INTRODUCTION

Many organizations are getting prepared for the upcoming ISO 9001 2015 changes. There are many changes that will have far reaching impacts on organizations that are transitioning from ISO 9001:2008. In this article, I would like to discuss the new requirement of risk based thinking.

WHAT IS RISK BASED THINKING?

Risk based thinking, although its not a new concept, it is new to most Quality professionals, in the sense that its become part of the Quality Management System. Many organizations have Risk Management Departments that work to assess and manage risk for their organizations on a daily basis. The major difference is that Risk Management Departments are often looking at risk from a very high level and their impact on the insurance premiums, EMR rates or overall liability exposure for the organization.

The ISO 9001 2015 requirement drills down to the actual production or service provision processes within the organization that may have an impact on the quality of products or services provided to customers. Some of these processes may include: Order Processing, Supplier Evaluation and Monitoring, Purchasing, Inspection and Testing, Shipping, Training and Competency, to name a few.

Often traditional Risk Management Departments are not involved in these processes, so its important for the Quality function and the organization as a whole, to broaden their focus to these line processes, which often contribute to the high level risk monitored by the Risk Management Department.

NINE STEPS TO RISK BASED THINKING

Here are a some steps to effectively implement risk based thinking within your organization. In this example I will use the risk that suppliers may provide the wrong material.

1. PERFORM A RISK ASSESSMENT. The first step in risk based thinking, is to perform a risk assessment of your organization’s processes using your process interaction map, which you should already have established as part of your ISO 9001:2008 QMS. For this example the Purchasing process would be impacted.

2. ASSESS THE RISKS FOR EACH PROCESS. For the purchasing process, we have identified a risk that the suppliers may provide the wrong material.

3. DETERMINE THE PROBABILITY OF THE RISK OCCURRING. Once you determine the risk factors, you can now determine the probability of the risks occurring. I like simple categories such as, Very Likely, Likely, Possible, Unlikely and Very Unlikely. Be careful not to select possible for every risk. For this example, the risk that suppliers will provide the wrong material may be assigned a probability of “Likely”.

4. DEFINE THE POTENTIAL IMPACTS OF THE RISKS. What impacts will risks have if they occurs. Will the risk cause delays in delivery? Product failure in the field? Possible injury? These identified impacts is what the exercise is really all about. How can we put controls in place to prevent these negative impacts?

5. DETERMINE THE MAGNITUDE OF THE POTENTIAL IMPACTS OF EACH RISK IDENTIFIED. Once the impacts have been identified, you must determine the magnitude of the impact. Some risks may have a high probability, but a very low impact. This part of the assessment allows an organization to allocate and prioritize resources. I like simple categories, such as high, medium and low, which will work for most organization. If the wrong material is used and it fails in the field, would the impact be high or low?

6. DETERMINE HOW YOU WILL MITIGATE THE IDENTIFIED RISKS. How will you control the identified risk or prevent it from happening? Will you ensure that material specifications are provided to the supplier when purchasing?

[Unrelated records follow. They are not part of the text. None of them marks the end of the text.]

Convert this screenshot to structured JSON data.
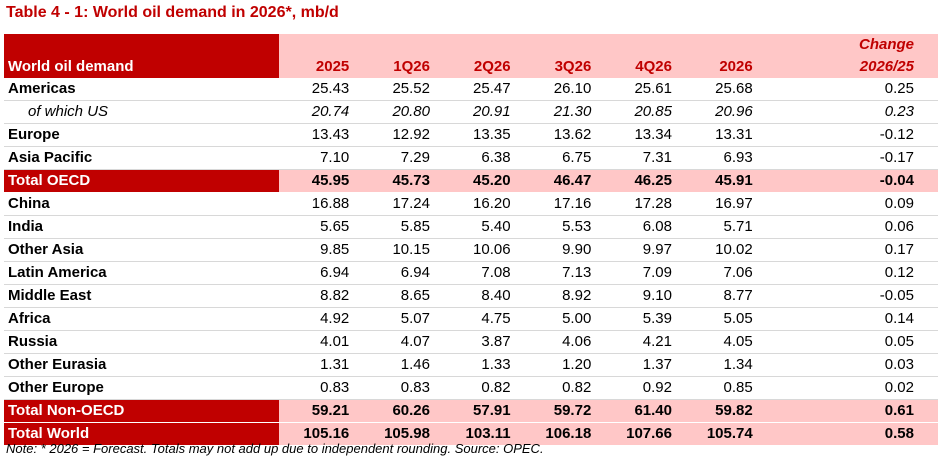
{
  "title": "Table 4 - 1: World oil demand in 2026*, mb/d",
  "header": {
    "label": "World oil demand",
    "columns": [
      "2025",
      "1Q26",
      "2Q26",
      "3Q26",
      "4Q26",
      "2026"
    ],
    "change_line1": "Change",
    "change_line2": "2026/25"
  },
  "rows": [
    {
      "label": "Americas",
      "values": [
        "25.43",
        "25.52",
        "25.47",
        "26.10",
        "25.61",
        "25.68"
      ],
      "change": "0.25"
    },
    {
      "label": "of which US",
      "values": [
        "20.74",
        "20.80",
        "20.91",
        "21.30",
        "20.85",
        "20.96"
      ],
      "change": "0.23"
    },
    {
      "label": "Europe",
      "values": [
        "13.43",
        "12.92",
        "13.35",
        "13.62",
        "13.34",
        "13.31"
      ],
      "change": "-0.12"
    },
    {
      "label": "Asia Pacific",
      "values": [
        "7.10",
        "7.29",
        "6.38",
        "6.75",
        "7.31",
        "6.93"
      ],
      "change": "-0.17"
    },
    {
      "label": "Total OECD",
      "values": [
        "45.95",
        "45.73",
        "45.20",
        "46.47",
        "46.25",
        "45.91"
      ],
      "change": "-0.04"
    },
    {
      "label": "China",
      "values": [
        "16.88",
        "17.24",
        "16.20",
        "17.16",
        "17.28",
        "16.97"
      ],
      "change": "0.09"
    },
    {
      "label": "India",
      "values": [
        "5.65",
        "5.85",
        "5.40",
        "5.53",
        "6.08",
        "5.71"
      ],
      "change": "0.06"
    },
    {
      "label": "Other Asia",
      "values": [
        "9.85",
        "10.15",
        "10.06",
        "9.90",
        "9.97",
        "10.02"
      ],
      "change": "0.17"
    },
    {
      "label": "Latin America",
      "values": [
        "6.94",
        "6.94",
        "7.08",
        "7.13",
        "7.09",
        "7.06"
      ],
      "change": "0.12"
    },
    {
      "label": "Middle East",
      "values": [
        "8.82",
        "8.65",
        "8.40",
        "8.92",
        "9.10",
        "8.77"
      ],
      "change": "-0.05"
    },
    {
      "label": "Africa",
      "values": [
        "4.92",
        "5.07",
        "4.75",
        "5.00",
        "5.39",
        "5.05"
      ],
      "change": "0.14"
    },
    {
      "label": "Russia",
      "values": [
        "4.01",
        "4.07",
        "3.87",
        "4.06",
        "4.21",
        "4.05"
      ],
      "change": "0.05"
    },
    {
      "label": "Other Eurasia",
      "values": [
        "1.31",
        "1.46",
        "1.33",
        "1.20",
        "1.37",
        "1.34"
      ],
      "change": "0.03"
    },
    {
      "label": "Other Europe",
      "values": [
        "0.83",
        "0.83",
        "0.82",
        "0.82",
        "0.92",
        "0.85"
      ],
      "change": "0.02"
    },
    {
      "label": "Total Non-OECD",
      "values": [
        "59.21",
        "60.26",
        "57.91",
        "59.72",
        "61.40",
        "59.82"
      ],
      "change": "0.61"
    },
    {
      "label": "Total World",
      "values": [
        "105.16",
        "105.98",
        "103.11",
        "106.18",
        "107.66",
        "105.74"
      ],
      "change": "0.58"
    }
  ],
  "note": "Note: * 2026 = Forecast. Totals may not add up due to independent rounding. Source: OPEC.",
  "colors": {
    "accent": "#c00000",
    "header_fill": "#ffc7c7"
  }
}
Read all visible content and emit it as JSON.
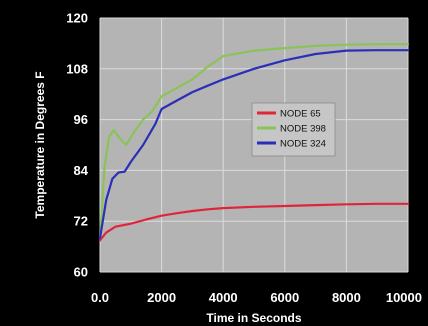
{
  "chart_data": {
    "type": "line",
    "title": "",
    "xlabel": "Time in Seconds",
    "ylabel": "Temperature in Degrees F",
    "xlim": [
      0,
      10000
    ],
    "ylim": [
      60,
      120
    ],
    "x_ticks": [
      0,
      2000,
      4000,
      6000,
      8000,
      10000
    ],
    "x_tick_labels": [
      "0.0",
      "2000",
      "4000",
      "6000",
      "8000",
      "10000"
    ],
    "y_ticks": [
      60,
      72,
      84,
      96,
      108,
      120
    ],
    "y_tick_labels": [
      "60",
      "72",
      "84",
      "96",
      "108",
      "120"
    ],
    "grid": true,
    "legend_position": "center-right",
    "plot_background": "#b4b4b4",
    "series": [
      {
        "name": "NODE 65",
        "color": "#e0253a",
        "points": [
          [
            0,
            67.5
          ],
          [
            200,
            69.3
          ],
          [
            500,
            70.7
          ],
          [
            1000,
            71.4
          ],
          [
            1500,
            72.4
          ],
          [
            2000,
            73.3
          ],
          [
            2500,
            73.9
          ],
          [
            3000,
            74.4
          ],
          [
            3500,
            74.8
          ],
          [
            4000,
            75.1
          ],
          [
            5000,
            75.4
          ],
          [
            6000,
            75.6
          ],
          [
            7000,
            75.8
          ],
          [
            8000,
            76.0
          ],
          [
            9000,
            76.1
          ],
          [
            10000,
            76.1
          ]
        ]
      },
      {
        "name": "NODE 398",
        "color": "#8cc25a",
        "points": [
          [
            0,
            68.0
          ],
          [
            150,
            85.0
          ],
          [
            300,
            92.0
          ],
          [
            450,
            93.5
          ],
          [
            650,
            91.5
          ],
          [
            850,
            90.0
          ],
          [
            1100,
            93.0
          ],
          [
            1400,
            96.0
          ],
          [
            1700,
            98.0
          ],
          [
            2000,
            101.5
          ],
          [
            2500,
            103.5
          ],
          [
            3000,
            105.5
          ],
          [
            3500,
            108.5
          ],
          [
            4000,
            111.0
          ],
          [
            5000,
            112.3
          ],
          [
            6000,
            112.9
          ],
          [
            7000,
            113.4
          ],
          [
            8000,
            113.7
          ],
          [
            9000,
            113.8
          ],
          [
            10000,
            113.8
          ]
        ]
      },
      {
        "name": "NODE 324",
        "color": "#2a2fb8",
        "points": [
          [
            0,
            68.0
          ],
          [
            200,
            77.0
          ],
          [
            400,
            82.0
          ],
          [
            600,
            83.5
          ],
          [
            800,
            83.7
          ],
          [
            1000,
            86.0
          ],
          [
            1400,
            90.0
          ],
          [
            1800,
            95.0
          ],
          [
            2000,
            98.5
          ],
          [
            2500,
            100.5
          ],
          [
            3000,
            102.5
          ],
          [
            3500,
            104.0
          ],
          [
            4000,
            105.5
          ],
          [
            5000,
            108.0
          ],
          [
            6000,
            110.0
          ],
          [
            7000,
            111.5
          ],
          [
            8000,
            112.3
          ],
          [
            9000,
            112.4
          ],
          [
            10000,
            112.4
          ]
        ]
      }
    ]
  }
}
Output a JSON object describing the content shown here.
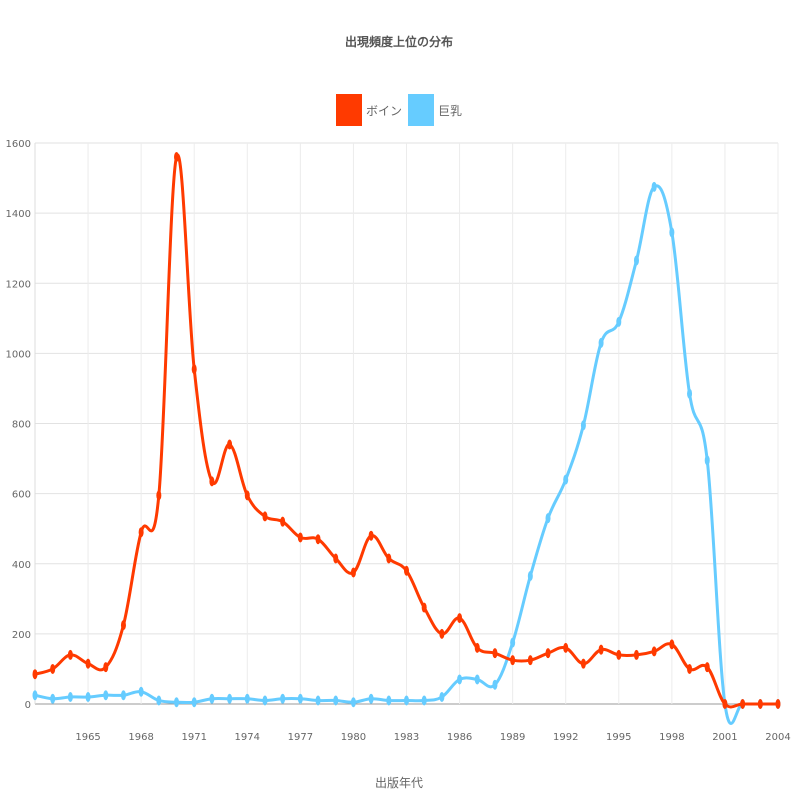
{
  "chart_data": {
    "type": "line",
    "title": "出現頻度上位の分布",
    "xlabel": "出版年代",
    "ylabel": "",
    "xlim": [
      1962,
      2004
    ],
    "ylim": [
      0,
      1600
    ],
    "yticks": [
      0,
      200,
      400,
      600,
      800,
      1000,
      1200,
      1400,
      1600
    ],
    "xticks": [
      1965,
      1968,
      1971,
      1974,
      1977,
      1980,
      1983,
      1986,
      1989,
      1992,
      1995,
      1998,
      2001,
      2004
    ],
    "grid": true,
    "legend_position": "top-center",
    "x": [
      1962,
      1963,
      1964,
      1965,
      1966,
      1967,
      1968,
      1969,
      1970,
      1971,
      1972,
      1973,
      1974,
      1975,
      1976,
      1977,
      1978,
      1979,
      1980,
      1981,
      1982,
      1983,
      1984,
      1985,
      1986,
      1987,
      1988,
      1989,
      1990,
      1991,
      1992,
      1993,
      1994,
      1995,
      1996,
      1997,
      1998,
      1999,
      2000,
      2001,
      2002,
      2003,
      2004
    ],
    "series": [
      {
        "name": "ボイン",
        "color": "#ff3a00",
        "values": [
          85,
          100,
          140,
          115,
          105,
          225,
          490,
          595,
          1560,
          955,
          635,
          740,
          595,
          535,
          520,
          475,
          470,
          415,
          375,
          480,
          415,
          380,
          275,
          200,
          245,
          160,
          145,
          125,
          125,
          145,
          160,
          115,
          155,
          140,
          140,
          150,
          170,
          100,
          105,
          0,
          0,
          0,
          0
        ]
      },
      {
        "name": "巨乳",
        "color": "#66ccff",
        "values": [
          25,
          15,
          20,
          20,
          25,
          25,
          35,
          10,
          5,
          5,
          15,
          15,
          15,
          10,
          15,
          15,
          10,
          10,
          5,
          15,
          10,
          10,
          10,
          20,
          70,
          70,
          55,
          175,
          365,
          530,
          640,
          795,
          1030,
          1090,
          1265,
          1475,
          1345,
          885,
          695,
          0,
          0,
          0,
          0
        ]
      }
    ]
  }
}
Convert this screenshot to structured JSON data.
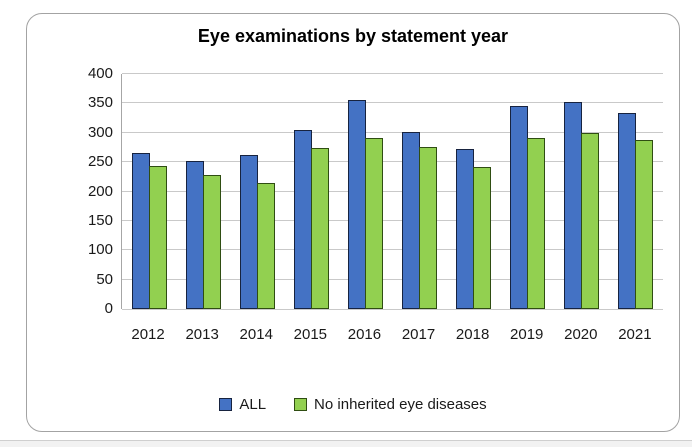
{
  "chart_data": {
    "type": "bar",
    "title": "Eye examinations by statement year",
    "categories": [
      "2012",
      "2013",
      "2014",
      "2015",
      "2016",
      "2017",
      "2018",
      "2019",
      "2020",
      "2021"
    ],
    "series": [
      {
        "name": "ALL",
        "color": "#4472C4",
        "border": "#17233f",
        "values": [
          265,
          252,
          262,
          304,
          356,
          301,
          273,
          345,
          352,
          333
        ]
      },
      {
        "name": "No inherited eye diseases",
        "color": "#92D050",
        "border": "#2f4d12",
        "values": [
          243,
          228,
          215,
          274,
          291,
          276,
          242,
          291,
          300,
          288
        ]
      }
    ],
    "xlabel": "",
    "ylabel": "",
    "ylim": [
      0,
      400
    ],
    "yticks": [
      0,
      50,
      100,
      150,
      200,
      250,
      300,
      350,
      400
    ],
    "grid": "horizontal",
    "legend_position": "bottom"
  },
  "style_colors": {
    "gridline": "#c9c9c9",
    "axis_line": "#a6a6a6",
    "frame_border": "#a3a3a3",
    "text": "#1a1a1a",
    "background": "#ffffff",
    "footer_strip": "#f2f2f2",
    "footer_line": "#cfcfcf"
  }
}
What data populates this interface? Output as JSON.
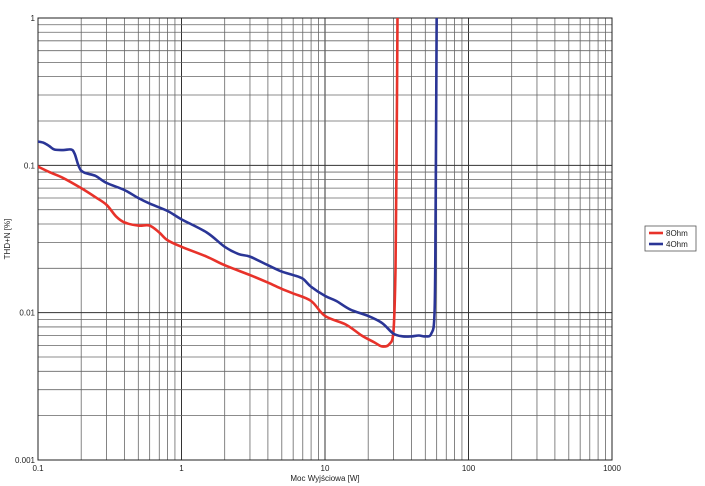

Will you perform testing on the material or collect MTRs? In this step you will be able to determine if you have controls in place or if you need to develop controls. This would be considered a preventive actions for the organization.

7. DETERMINE A CONTINGENCY PLAN FOR EACH RISK IDENTIFIED. What if the risk mitigation control fails? What’s the back-up plan? What if the use of the wrong material is noticed after the part is shipped to the customers? There may be a need to send out notices or recalls to customers. The organization will need to replace the parts. These are some examples of contingency plans.

8. DETERMINE WHO SHOULD BE INFORMED OF THE IDENTIFIED RISKS, MITIGATION CONTROLS AND CONTINGENCY PLANS. Plans only work if they are communicated. This may be the Suppliers, Purchasing Department, Receiving Department, Quality Control, Production, etc.

9. WORK WITH THE RISK MANAGEMENT DEPARTMENT. Quality Managers that work within organizations that have Risk Management Departments, should work to form a closer alliance with the Risk Manager and explain the new requirements of ISO 9001 2015 and how both departments can work together or preferably convince them that they are the risk management owners and should assess all risks, including process risks within the organization.

CONCLUSION

The time to establish a culture of risk based thinking is not in the midst of the risk, but proactively discussing risks and controls that should be in place to prevent them with the impacted parties. Risk based thinking is one of the key changes in the ISO 9001:2015 quality management system standard. I believe its a great addition to the standard and if organizations do it properly, it will add tangible value in helping reduce risk and improve your operations.